The manager in this case is an unproductive laborer. His work provides a necessary condition of existence for surplus production by other, productive laborers. The latter are performers of surplus labor; the manager is an enabler of their productive labor. For capitalism to reproduce itself, it requires performers and enablers, productive and unproductive laborers, but that does not mean their differences do not matter. Quite the contrary: in every exploitative economic system, the two different kinds of laborers have played varying roles in supporting or overthrowing the system, in seeking political alliances with each other or alternatively with surplus appropriators. In slavery, for example, field and house slaves exhibited varying relationships. So too did serfs assigned to agriculture versus crafts. Capitalism has had its blue and white collar employees. To Marx’s credit, his surplus theory – and the class analysis built on it – grasped the deeper, systemic importance of these differences.

Capitalists distribute surpluses to yet other sorts of recipients for other purposes. For example, capitalists distribute surpluses as funds to managers charged with purchasing and installing more or better machines, tools, equipment, etc. Their goals might be to increase the scale of production or to replace labor power (automation) or both. What drives such distributions of the surplus is the competition among capitalists. Each fears that competitors will acquire machines or other inputs that enable more products at a lower cost; each hopes to be such an acquirer. With similar motivations, capitalists can direct surplus distributions to cover costs of relocating production to lower wage areas or recruiting workers from elsewhere (i.e., immigrants and outsourced labor) willing to work at lower wages.

Capitalists distribute portions of the surpluses they appropriate to fund whatever other conditions of existence that seem to them to need it.

For production sites threatened by thievery, for example, surplus may pay wages for the unproductive labor of security officers.

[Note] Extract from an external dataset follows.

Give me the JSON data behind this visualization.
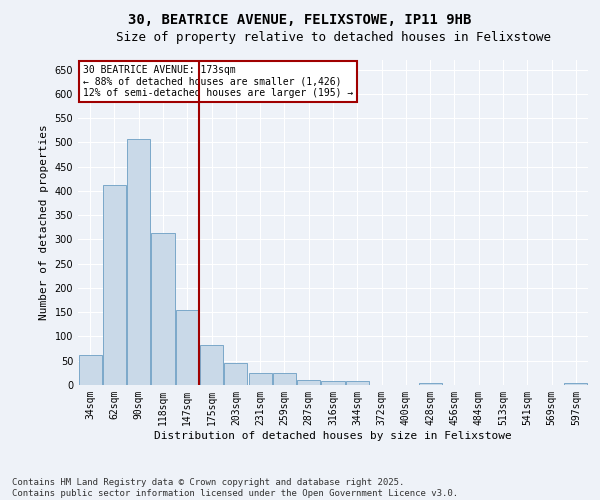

Where productive laborers exhibit alcohol-related problems, capitalists may hire the unproductive labor power of personnel managers or counselors to help solve those problems. If litigation is a risk, capitalists will use surpluses to retain lawyers. Portions of the surplus must also be paid to federal, state and/or local governments in taxes, dividends to shareholders, interest to lenders and so on.

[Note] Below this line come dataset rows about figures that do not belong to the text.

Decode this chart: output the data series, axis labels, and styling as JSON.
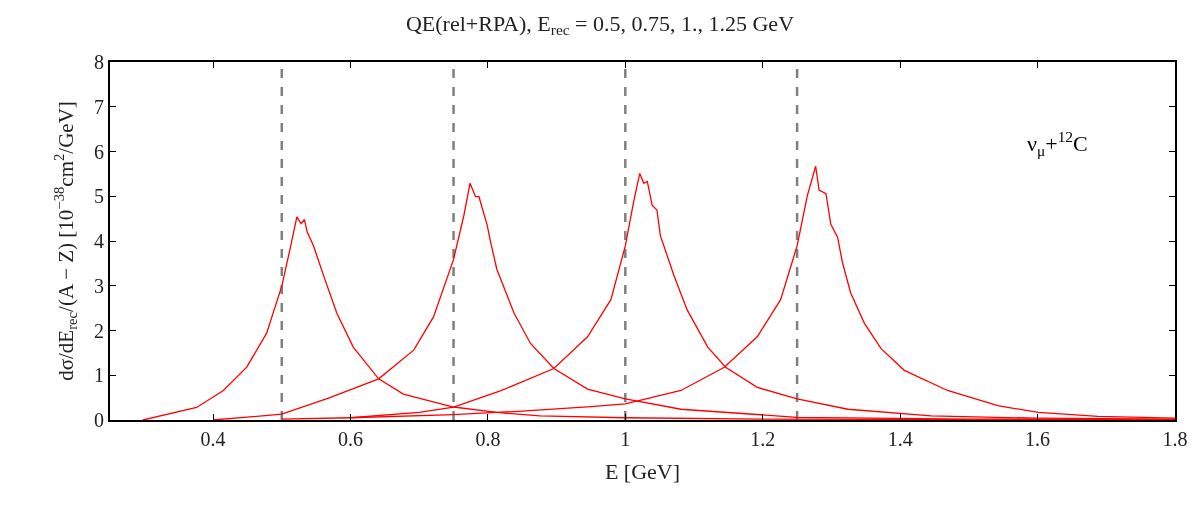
{
  "chart_data": {
    "type": "line",
    "title": "QE(rel+RPA), E$_{rec}$ = 0.5, 0.75, 1., 1.25 GeV",
    "xlabel": "E [GeV]",
    "ylabel": "dσ/dE$_{rec}$/(A − Z) [10$^{−38}$cm$^{2}$/GeV]",
    "annotations": [
      "ν$_{μ}$+$^{12}$C"
    ],
    "series": [
      {
        "color": "#ff0000",
        "x": [
          0.298,
          0.376,
          0.415,
          0.449,
          0.478,
          0.5,
          0.512,
          0.522,
          0.528,
          0.533,
          0.537,
          0.546,
          0.561,
          0.58,
          0.604,
          0.641,
          0.677,
          0.75,
          0.813,
          0.876,
          1.0,
          1.2,
          1.5,
          1.8
        ],
        "values": [
          0.0,
          0.28,
          0.66,
          1.18,
          1.94,
          2.99,
          3.82,
          4.54,
          4.39,
          4.48,
          4.2,
          3.9,
          3.22,
          2.39,
          1.63,
          0.92,
          0.58,
          0.29,
          0.17,
          0.09,
          0.05,
          0.02,
          0.01,
          0.0
        ]
      },
      {
        "color": "#ff0000",
        "x": [
          0.4,
          0.5,
          0.57,
          0.641,
          0.692,
          0.721,
          0.75,
          0.765,
          0.774,
          0.782,
          0.787,
          0.799,
          0.804,
          0.813,
          0.838,
          0.862,
          0.896,
          0.945,
          1.0,
          1.081,
          1.25,
          1.5,
          1.8
        ],
        "values": [
          0.0,
          0.13,
          0.5,
          0.92,
          1.56,
          2.31,
          3.59,
          4.57,
          5.29,
          4.99,
          4.99,
          4.35,
          3.97,
          3.37,
          2.39,
          1.71,
          1.15,
          0.69,
          0.47,
          0.24,
          0.06,
          0.02,
          0.01
        ]
      },
      {
        "color": "#ff0000",
        "x": [
          0.6,
          0.7,
          0.75,
          0.818,
          0.896,
          0.945,
          0.979,
          1.0,
          1.012,
          1.021,
          1.027,
          1.032,
          1.039,
          1.046,
          1.051,
          1.071,
          1.09,
          1.12,
          1.146,
          1.192,
          1.25,
          1.324,
          1.445,
          1.6,
          1.8
        ],
        "values": [
          0.05,
          0.17,
          0.29,
          0.65,
          1.15,
          1.86,
          2.69,
          3.89,
          4.87,
          5.51,
          5.29,
          5.33,
          4.8,
          4.69,
          4.12,
          3.22,
          2.46,
          1.63,
          1.18,
          0.73,
          0.47,
          0.24,
          0.09,
          0.04,
          0.02
        ]
      },
      {
        "color": "#ff0000",
        "x": [
          0.5,
          0.6,
          0.75,
          0.85,
          0.95,
          1.0,
          1.081,
          1.144,
          1.192,
          1.226,
          1.25,
          1.265,
          1.277,
          1.282,
          1.292,
          1.299,
          1.309,
          1.316,
          1.328,
          1.348,
          1.372,
          1.406,
          1.469,
          1.542,
          1.601,
          1.688,
          1.8
        ],
        "values": [
          0.02,
          0.05,
          0.12,
          0.2,
          0.3,
          0.36,
          0.66,
          1.18,
          1.86,
          2.69,
          3.89,
          5.02,
          5.67,
          5.14,
          5.06,
          4.38,
          4.08,
          3.52,
          2.84,
          2.16,
          1.6,
          1.11,
          0.66,
          0.32,
          0.17,
          0.08,
          0.04
        ]
      }
    ],
    "ref_lines": [
      {
        "axis": "x",
        "value": 0.5,
        "color": "#808080",
        "line_style": "dashed"
      },
      {
        "axis": "x",
        "value": 0.75,
        "color": "#808080",
        "line_style": "dashed"
      },
      {
        "axis": "x",
        "value": 1,
        "color": "#808080",
        "line_style": "dashed"
      },
      {
        "axis": "x",
        "value": 1.25,
        "color": "#808080",
        "line_style": "dashed"
      }
    ],
    "xlim": [
      0.25,
      1.8
    ],
    "xticks": [
      0.4,
      0.6,
      0.8,
      1,
      1.2,
      1.4,
      1.6,
      1.8
    ],
    "ylim": [
      0,
      8
    ],
    "yticks": [
      0,
      1,
      2,
      3,
      4,
      5,
      6,
      7,
      8
    ],
    "grid": false,
    "marker": "none",
    "line_style": "solid"
  }
}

For Marx, the capitalist functions at the center of a complex system. On the one hand, the capitalist strives to appropriate the greatest possible surplus from hired productive laborers. On the other hand, the same capitalist must guess how best to distribute different portions of the appropriated surplus to various recipients (enablers, unproductive laborers) who provide conditions of existence for the capitalist enterprise.

No wonder capitalism develops unevenly – as Marx stressed. Each competing capitalist decides and functions around guesses about present and future realities. Each capitalist guesses differently because the circumstances of each and how these circumstances are assessed and understood vary. One succeeds and another fails giving capitalism its uneven development path. Deep suspicions of one another and even deeper suspicion of any state coordination keep capitalists from overcoming the systemic unevenness. Likewise, capitalism develops unevenly geographically as ‘developed’ and ‘undeveloped’ areas proliferate and even sometimes replace one another.